A due on sale clause basically prevents a homeowner from selling subject to an existing loan. It doesn’t mean that people don’t try to do it but it does mean the new homeowner might lose the home if the existing lender forecloses. Lenders have specific rights, and trust deeds and mortgages are written by lawyers in favor of the lenders.

A due on sale clause is one of those rights inherent in the paperwork. You might have to read through 10 pages to find it, but the due on sale clause, also known as an acceleration clause, will be contained in almost all loans made after 1988. Sample verbiage found in a mortgage for a one- to a four-family dwelling is below:

Transfer of the Property or a Beneficial Interest in Borrower. If all or any part of the Property or any interest in it is sold or transferred (or if a beneficial interest in Borrower is sold or transferred and Borrower is not a natural person) without Lender’s prior written consent, Lender may, at its option, require immediate payment in full of all sums secured by this Security Instrument. However, this option shall not be exercised by Lender if exercise is prohibited by federal law as of the date of this Security Instrument.
The reason you care about a due on sale clause is because you don’t want the lender to suddenly demand a payoff, which the lender has the right to do. However, in the real world, lenders are not often calling loans due and payable simply because the title to the property was transferred.

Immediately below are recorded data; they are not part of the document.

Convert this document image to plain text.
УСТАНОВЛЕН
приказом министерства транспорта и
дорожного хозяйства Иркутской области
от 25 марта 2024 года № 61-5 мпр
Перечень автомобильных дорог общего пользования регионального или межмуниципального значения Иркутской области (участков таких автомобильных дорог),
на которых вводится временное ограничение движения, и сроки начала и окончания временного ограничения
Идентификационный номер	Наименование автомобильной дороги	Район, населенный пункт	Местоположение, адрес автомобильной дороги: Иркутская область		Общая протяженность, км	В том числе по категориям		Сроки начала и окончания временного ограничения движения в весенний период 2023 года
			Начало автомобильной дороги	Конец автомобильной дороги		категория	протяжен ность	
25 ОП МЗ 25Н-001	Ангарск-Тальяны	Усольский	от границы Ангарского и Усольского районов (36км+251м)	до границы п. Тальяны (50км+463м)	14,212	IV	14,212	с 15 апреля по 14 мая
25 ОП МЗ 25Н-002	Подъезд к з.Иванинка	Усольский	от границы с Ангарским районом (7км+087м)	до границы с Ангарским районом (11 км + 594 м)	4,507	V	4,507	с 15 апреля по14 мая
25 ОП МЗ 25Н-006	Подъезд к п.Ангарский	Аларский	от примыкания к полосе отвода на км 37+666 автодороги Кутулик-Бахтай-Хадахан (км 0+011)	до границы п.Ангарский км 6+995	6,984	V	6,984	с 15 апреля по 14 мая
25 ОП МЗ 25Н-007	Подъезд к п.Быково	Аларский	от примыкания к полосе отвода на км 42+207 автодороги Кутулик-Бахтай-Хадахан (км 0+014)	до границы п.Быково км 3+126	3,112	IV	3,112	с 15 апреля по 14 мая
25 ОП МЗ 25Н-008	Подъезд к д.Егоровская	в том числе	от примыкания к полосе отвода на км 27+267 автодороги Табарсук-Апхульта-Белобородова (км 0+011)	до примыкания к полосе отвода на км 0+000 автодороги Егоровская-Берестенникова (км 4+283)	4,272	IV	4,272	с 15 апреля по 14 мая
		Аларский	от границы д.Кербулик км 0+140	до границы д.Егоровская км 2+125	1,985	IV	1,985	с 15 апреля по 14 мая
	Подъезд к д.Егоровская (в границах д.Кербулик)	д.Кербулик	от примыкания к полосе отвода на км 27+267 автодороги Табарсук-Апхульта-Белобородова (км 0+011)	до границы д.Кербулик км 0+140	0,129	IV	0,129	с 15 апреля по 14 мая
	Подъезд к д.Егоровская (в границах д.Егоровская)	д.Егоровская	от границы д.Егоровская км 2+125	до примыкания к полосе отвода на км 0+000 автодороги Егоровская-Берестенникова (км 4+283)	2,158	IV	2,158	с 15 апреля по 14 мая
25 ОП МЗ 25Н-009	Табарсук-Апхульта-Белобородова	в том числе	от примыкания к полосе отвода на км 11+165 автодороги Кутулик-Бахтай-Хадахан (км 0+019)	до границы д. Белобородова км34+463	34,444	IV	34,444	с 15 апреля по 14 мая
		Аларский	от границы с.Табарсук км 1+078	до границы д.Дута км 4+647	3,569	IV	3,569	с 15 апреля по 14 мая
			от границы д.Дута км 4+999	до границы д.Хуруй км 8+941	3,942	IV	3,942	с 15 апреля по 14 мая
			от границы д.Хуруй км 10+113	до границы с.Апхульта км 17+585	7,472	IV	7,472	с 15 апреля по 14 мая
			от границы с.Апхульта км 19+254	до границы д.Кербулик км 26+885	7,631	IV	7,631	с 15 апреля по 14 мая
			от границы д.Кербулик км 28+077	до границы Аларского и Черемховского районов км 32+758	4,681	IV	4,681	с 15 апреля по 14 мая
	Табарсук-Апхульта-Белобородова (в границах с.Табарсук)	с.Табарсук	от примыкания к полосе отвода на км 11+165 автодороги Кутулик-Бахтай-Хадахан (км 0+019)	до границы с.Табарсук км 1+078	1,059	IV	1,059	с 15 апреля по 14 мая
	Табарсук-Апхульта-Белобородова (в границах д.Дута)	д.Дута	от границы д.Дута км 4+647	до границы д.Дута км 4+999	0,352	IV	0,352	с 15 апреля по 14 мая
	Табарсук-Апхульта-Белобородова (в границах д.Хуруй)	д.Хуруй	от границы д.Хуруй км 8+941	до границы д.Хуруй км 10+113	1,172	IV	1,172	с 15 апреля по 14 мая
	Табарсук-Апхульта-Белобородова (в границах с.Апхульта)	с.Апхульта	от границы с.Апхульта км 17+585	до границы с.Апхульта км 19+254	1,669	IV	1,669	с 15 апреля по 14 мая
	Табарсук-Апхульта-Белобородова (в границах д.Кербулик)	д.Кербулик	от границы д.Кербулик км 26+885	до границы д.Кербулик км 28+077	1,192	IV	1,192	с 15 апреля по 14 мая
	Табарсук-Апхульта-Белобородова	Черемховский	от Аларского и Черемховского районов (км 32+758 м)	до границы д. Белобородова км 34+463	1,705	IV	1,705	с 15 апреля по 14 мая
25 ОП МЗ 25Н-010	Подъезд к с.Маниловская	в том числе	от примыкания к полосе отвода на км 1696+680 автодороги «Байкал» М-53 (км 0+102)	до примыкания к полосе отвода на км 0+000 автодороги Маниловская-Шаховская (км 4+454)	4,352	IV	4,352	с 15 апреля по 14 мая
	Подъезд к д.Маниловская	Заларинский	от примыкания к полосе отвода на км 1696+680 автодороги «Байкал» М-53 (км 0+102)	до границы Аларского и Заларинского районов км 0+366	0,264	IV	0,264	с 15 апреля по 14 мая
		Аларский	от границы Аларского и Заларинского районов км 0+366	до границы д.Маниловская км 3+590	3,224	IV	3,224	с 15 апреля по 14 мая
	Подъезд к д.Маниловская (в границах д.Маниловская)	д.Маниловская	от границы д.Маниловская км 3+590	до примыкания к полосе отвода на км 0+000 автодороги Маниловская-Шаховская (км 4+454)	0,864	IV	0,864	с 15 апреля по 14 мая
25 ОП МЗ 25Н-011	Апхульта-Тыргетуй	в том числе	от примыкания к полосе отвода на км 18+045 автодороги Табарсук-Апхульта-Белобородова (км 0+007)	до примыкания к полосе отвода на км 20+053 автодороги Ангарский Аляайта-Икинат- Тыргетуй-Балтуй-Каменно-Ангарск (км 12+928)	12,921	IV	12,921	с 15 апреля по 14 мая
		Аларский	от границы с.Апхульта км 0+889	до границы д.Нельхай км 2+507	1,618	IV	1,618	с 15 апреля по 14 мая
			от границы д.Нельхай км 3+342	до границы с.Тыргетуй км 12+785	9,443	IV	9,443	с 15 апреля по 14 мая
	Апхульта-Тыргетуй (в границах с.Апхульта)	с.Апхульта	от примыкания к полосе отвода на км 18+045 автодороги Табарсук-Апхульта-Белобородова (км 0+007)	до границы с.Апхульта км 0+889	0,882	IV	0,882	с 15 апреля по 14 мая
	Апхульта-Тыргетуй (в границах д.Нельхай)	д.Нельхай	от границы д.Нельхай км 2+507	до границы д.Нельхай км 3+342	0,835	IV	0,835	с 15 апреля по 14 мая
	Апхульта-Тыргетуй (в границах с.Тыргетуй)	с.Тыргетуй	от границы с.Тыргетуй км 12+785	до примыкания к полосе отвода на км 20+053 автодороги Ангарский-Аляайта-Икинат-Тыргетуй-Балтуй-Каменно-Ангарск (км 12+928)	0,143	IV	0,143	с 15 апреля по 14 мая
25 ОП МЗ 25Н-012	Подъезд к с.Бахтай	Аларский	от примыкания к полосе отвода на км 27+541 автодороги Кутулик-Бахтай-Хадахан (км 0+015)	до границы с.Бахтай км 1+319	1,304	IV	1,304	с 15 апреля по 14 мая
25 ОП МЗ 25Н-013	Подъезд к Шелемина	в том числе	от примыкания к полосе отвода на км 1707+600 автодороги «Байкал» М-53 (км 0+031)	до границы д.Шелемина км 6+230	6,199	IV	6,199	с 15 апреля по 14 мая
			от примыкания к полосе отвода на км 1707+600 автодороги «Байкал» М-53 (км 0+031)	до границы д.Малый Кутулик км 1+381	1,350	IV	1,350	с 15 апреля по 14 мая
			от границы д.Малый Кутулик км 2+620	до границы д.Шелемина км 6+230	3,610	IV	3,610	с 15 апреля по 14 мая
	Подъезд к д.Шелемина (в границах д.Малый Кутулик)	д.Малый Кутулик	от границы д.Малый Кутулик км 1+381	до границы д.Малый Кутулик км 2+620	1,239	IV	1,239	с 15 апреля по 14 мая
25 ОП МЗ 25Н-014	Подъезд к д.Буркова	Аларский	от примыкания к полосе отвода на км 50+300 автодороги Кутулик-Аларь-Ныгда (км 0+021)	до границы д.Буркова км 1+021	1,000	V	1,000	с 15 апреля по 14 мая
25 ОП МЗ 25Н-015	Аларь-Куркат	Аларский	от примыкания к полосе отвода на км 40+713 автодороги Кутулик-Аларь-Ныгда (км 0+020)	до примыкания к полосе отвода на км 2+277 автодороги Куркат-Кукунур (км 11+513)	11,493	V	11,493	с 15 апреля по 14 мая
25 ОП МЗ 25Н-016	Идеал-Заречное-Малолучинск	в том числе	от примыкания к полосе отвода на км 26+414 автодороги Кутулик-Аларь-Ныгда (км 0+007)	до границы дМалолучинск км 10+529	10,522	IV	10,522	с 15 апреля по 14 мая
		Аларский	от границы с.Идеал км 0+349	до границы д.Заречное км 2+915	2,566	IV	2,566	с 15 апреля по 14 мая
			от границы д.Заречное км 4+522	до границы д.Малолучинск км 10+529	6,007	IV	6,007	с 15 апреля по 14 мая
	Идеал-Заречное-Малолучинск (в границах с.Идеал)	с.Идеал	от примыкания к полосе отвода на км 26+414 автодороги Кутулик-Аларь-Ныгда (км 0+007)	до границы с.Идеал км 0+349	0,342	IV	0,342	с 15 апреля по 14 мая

Especially during the market collapse between the years of 2006 and 2011 because lenders at that point were simply thrilled to be paid at all. The lenders didn’t exactly care who paid them as long the mortgage was not delinquent.

Fast forward to today, and lenders still have the right to accelerate the loan if they feel their security could potentially be damaged. After all, they made the loan to a borrower after fully vetting the buyer and running the file through underwriting and who is this new person they don’t know making the payments. The question is will they?

Generally, a due on sale clause is enforced if the lender feels its security is at risk or if the lender believes it can make more money in a climate of rising interest rates. For example, if the bank can enforce a payoff of that existing loan, which might be at a lower-than-market interest rate, and then use that money to fund a new loan at a higher rate, it is in the bank’s best interest to call that loan immediately due and payable. This could leave borrowers scrambling to refinance.

Back in the old days, like the hey-days of the 1970s and 1980s, banks would offer formal loan assumptions to new buyers, but we don’t see much of that anymore. If buyers did not qualify, these types of buyers would often try to buy the property without informing the lender, either wrapping the existing financing into an All-inclusive Trust Deed or a Wrap-Around Land Contract. Some used lease option sales as a financing instrument to try to sidestep the due on sale clause.